Document Segmentation

In many situations, the documents you are processing contain far more information than the part you are interested in. Consider these examples:

  • a PDF produced by a flat-bed scanner; each PDF page is actually many documents strewn about the scanner glass
  • a 400-page report; each page contains a header and footer that needs removing so that they aren't mistaken for the text body
  • a newspaper website whose main content is cluttered with advertising and navigational elements
  • a PDF containing the paystub of everyone in your department; each page is really a completely separate record

If your input documents are complex in these ways, you may need to perform segmentation. Segmentation is the process of cutting up a document into pieces so that you can use those pieces separately (or throw some away).

How you approach segmentation will fall into one of three buckets.

Case 1: It doesn't matter

Perhaps you are only trying to classify the document type. Or extract key names and fields mentioned in a document. You might be able to ignore extra information in the document entirely.

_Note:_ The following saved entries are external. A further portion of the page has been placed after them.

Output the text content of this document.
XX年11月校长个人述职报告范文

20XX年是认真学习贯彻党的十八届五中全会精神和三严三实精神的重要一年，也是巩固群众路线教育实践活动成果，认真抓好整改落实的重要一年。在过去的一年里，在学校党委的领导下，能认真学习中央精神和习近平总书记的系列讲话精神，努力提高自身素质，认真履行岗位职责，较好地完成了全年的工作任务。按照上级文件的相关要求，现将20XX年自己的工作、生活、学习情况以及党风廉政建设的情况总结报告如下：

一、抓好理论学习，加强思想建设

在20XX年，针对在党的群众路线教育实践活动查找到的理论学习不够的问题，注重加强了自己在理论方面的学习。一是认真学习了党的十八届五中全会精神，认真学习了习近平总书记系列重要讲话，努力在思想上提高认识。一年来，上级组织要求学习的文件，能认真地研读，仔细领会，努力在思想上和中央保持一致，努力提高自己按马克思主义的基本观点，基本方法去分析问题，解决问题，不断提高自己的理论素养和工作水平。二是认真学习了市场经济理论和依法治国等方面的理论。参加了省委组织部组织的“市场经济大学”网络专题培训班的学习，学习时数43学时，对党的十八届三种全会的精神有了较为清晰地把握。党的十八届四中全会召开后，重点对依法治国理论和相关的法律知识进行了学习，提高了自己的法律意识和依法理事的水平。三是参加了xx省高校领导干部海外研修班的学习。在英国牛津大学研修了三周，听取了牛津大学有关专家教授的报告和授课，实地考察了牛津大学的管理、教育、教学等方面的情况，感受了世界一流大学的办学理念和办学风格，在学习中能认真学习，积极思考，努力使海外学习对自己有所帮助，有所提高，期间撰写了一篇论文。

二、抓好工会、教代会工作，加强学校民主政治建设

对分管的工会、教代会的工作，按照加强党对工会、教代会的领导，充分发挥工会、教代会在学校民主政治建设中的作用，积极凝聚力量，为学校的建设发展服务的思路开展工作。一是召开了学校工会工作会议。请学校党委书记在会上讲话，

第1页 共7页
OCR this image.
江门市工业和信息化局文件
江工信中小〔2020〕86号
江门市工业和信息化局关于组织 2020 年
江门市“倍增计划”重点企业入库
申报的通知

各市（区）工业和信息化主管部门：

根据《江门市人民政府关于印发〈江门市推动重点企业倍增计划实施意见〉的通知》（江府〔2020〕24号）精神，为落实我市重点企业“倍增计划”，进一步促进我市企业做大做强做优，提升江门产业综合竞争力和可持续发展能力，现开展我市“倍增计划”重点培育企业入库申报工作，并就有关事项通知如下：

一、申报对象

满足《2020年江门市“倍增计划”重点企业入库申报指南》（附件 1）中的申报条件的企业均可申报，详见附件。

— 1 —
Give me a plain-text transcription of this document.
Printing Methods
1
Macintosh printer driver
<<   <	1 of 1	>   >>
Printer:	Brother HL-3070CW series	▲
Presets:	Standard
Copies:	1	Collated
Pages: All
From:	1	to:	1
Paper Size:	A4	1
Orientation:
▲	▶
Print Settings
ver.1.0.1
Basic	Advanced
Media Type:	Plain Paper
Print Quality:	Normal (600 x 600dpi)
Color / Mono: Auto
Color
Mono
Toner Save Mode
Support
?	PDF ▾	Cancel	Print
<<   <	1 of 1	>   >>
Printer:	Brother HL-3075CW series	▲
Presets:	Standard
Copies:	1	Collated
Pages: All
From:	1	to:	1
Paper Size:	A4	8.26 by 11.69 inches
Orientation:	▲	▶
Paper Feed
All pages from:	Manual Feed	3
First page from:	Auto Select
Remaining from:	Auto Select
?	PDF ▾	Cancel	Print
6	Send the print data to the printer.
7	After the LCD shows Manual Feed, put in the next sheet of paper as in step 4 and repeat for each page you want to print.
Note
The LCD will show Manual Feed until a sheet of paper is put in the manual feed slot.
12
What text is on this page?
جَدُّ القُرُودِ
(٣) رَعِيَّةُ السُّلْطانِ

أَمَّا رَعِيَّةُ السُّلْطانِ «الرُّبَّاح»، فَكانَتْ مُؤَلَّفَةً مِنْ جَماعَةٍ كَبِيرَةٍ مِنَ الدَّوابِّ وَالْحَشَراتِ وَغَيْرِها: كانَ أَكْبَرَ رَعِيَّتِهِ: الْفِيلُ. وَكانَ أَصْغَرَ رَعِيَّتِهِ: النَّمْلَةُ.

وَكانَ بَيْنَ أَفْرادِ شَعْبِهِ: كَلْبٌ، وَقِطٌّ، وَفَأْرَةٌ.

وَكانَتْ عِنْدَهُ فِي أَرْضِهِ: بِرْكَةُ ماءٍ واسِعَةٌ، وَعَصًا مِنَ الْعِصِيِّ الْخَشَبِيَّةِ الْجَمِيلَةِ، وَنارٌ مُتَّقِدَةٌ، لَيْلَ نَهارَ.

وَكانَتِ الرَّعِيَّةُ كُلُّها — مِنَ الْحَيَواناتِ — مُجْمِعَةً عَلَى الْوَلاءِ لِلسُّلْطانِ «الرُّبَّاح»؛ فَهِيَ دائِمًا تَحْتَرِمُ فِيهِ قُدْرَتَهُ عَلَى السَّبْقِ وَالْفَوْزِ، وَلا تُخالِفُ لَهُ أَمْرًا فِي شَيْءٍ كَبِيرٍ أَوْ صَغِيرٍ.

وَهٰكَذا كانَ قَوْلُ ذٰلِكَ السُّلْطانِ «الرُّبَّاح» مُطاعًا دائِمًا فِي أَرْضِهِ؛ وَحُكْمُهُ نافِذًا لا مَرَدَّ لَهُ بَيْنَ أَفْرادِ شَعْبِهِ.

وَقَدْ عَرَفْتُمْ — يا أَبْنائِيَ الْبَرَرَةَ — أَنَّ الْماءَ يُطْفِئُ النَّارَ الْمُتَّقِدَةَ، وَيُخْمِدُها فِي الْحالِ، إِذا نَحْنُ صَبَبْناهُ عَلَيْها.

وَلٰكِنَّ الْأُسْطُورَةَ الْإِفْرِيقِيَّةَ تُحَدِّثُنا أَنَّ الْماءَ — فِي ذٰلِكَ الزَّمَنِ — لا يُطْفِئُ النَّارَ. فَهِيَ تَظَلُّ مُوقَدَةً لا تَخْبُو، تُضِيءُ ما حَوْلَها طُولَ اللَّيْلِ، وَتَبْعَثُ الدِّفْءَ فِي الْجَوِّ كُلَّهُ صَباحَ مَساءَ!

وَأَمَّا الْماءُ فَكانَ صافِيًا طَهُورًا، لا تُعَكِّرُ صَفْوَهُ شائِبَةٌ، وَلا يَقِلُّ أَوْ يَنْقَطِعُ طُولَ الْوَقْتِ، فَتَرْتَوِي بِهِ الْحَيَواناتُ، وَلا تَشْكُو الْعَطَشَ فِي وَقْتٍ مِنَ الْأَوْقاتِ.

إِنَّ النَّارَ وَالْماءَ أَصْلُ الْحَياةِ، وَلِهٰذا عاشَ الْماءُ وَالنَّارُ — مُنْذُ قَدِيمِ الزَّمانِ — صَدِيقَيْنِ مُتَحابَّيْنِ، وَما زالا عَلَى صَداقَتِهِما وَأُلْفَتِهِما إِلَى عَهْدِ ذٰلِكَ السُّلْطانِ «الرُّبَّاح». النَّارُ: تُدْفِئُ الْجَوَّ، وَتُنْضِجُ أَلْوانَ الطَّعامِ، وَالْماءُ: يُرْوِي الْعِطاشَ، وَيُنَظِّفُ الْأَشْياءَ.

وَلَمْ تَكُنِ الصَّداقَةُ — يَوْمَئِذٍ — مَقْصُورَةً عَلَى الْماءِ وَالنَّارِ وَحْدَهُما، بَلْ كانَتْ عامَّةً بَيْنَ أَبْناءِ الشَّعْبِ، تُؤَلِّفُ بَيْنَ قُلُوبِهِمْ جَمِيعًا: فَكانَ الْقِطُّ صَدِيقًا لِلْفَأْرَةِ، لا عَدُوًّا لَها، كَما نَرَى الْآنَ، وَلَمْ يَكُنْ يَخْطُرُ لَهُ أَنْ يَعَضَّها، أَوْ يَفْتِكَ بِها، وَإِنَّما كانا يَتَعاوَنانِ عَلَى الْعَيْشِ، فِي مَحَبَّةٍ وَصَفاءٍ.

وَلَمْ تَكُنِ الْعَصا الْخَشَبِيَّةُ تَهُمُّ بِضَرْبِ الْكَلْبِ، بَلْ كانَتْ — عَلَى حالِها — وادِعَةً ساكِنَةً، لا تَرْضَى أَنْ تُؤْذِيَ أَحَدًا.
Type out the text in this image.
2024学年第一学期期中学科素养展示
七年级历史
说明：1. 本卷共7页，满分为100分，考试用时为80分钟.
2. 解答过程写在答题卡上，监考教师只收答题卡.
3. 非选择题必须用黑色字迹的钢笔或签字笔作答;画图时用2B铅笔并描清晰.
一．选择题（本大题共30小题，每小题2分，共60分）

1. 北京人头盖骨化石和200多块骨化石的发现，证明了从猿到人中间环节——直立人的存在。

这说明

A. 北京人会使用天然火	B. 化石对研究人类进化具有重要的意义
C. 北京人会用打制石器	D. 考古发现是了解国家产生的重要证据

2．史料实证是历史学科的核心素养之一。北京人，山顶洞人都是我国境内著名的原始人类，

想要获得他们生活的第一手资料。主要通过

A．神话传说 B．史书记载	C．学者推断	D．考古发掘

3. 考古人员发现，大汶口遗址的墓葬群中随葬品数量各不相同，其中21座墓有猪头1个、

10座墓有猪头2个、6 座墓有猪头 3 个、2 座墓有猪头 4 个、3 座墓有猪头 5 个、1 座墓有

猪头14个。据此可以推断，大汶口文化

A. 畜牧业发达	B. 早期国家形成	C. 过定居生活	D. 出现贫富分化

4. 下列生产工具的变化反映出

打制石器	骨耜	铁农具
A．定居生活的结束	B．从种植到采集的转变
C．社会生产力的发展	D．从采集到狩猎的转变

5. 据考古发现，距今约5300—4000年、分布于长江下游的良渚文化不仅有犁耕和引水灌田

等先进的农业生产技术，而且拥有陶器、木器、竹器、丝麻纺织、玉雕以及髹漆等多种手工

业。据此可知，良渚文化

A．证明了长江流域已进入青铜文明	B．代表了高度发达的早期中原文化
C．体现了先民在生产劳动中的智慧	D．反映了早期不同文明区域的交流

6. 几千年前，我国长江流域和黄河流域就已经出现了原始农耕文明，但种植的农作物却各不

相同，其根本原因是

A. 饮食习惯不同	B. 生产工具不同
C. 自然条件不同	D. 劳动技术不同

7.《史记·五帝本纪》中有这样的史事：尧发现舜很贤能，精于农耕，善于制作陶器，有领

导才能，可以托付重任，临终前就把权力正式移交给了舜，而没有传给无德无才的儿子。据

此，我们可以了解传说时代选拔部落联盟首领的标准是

You're in this category if the following conditions hold true:

  1. You're not concerned with "competing information"
    Competing information is when your input contains multiple alternative options that will compete for the output of your model. For example, a PDF might contain multiple pages with paystubs on them — how would your model know which one to use?
  2. You're not concerned with "junk information"
    Junk information is extraneous content that might be mixed in with your model output. For example, a page header in a multi-page PDF might fall right in the middle of a paragraph you are seeking to extract.
  3. You're not concerned with "model input overflow"
    Some models can only accept inputs of a certain size. That might be a single page image, or a character limit on text. If your documents are larger than the input capacity of your model, then you'll need some strategy for segmenting and extracting a smaller region of the document.

Case 2: It matters, but the model will handle it

Some models can essentially segment and extract at the same time. The team responsible for your model will know if this is the case, but in general it will fall into one of these two categories.

  1. The model is spatially aware
    There are ways to make a model spatially aware in both the image and text domains. This is akin to adding another dimension to the words on the page — a dimension that can help the model meaningfully group and filter words based on where they occur. For example, the text "John Doe," which might otherwise only be seen as a name, could be identified specifically as the recipient of an invoice because it was located in the region of the document the model interprets as the address block for the recipient.
  2. The model is discursively aware
    This is the same as spatial awareness, but "space" in this case is the semantics of the document's content, not the layout of the document's pages. For example, newer deep learning models have what is called "multi-head attention" mechanisms, which allow them to keep tabs on the fact that the text "John Doe" is not just occurring in any paragraph, but specifically a paragraph in the section of a document about board members.

Case 3: It matters, and the pipeline should handle it

If the first two cases don't apply, you will need your pipeline to perform some level of segmentation for you. And even if Case 2 applies, you may still want the pipeline to segment to some degree. Here are three scenarios that would place you clearly in Case 3:

  1. A single "input document" contains multiple "output documents"
    Perhaps each input file is an archival PDF containing the receipts for every business trip an employee went on last year, but your model is a receipt data extractor. You'll need the pipeline to split this input file by receipt and provide each to the model separately.
  2. Regions of the input document are mapped to different models
    Perhaps your pipeline accepts account opening requests, but each request is a combination of multiple documents concatenated into the same PDF. You may need your pipeline to split the input file for delivery across different document-specific models.
  3. You want to apply hard-coded rules/policies in addition to a model's learned segmentation
    Even if your model learns to segment and extract at the same time, you may still want to apply hard coded segmentation rules for business reasons. Perhaps you want to redact every page with certain types of information on them, or route a very specific set of documents to a human-only team.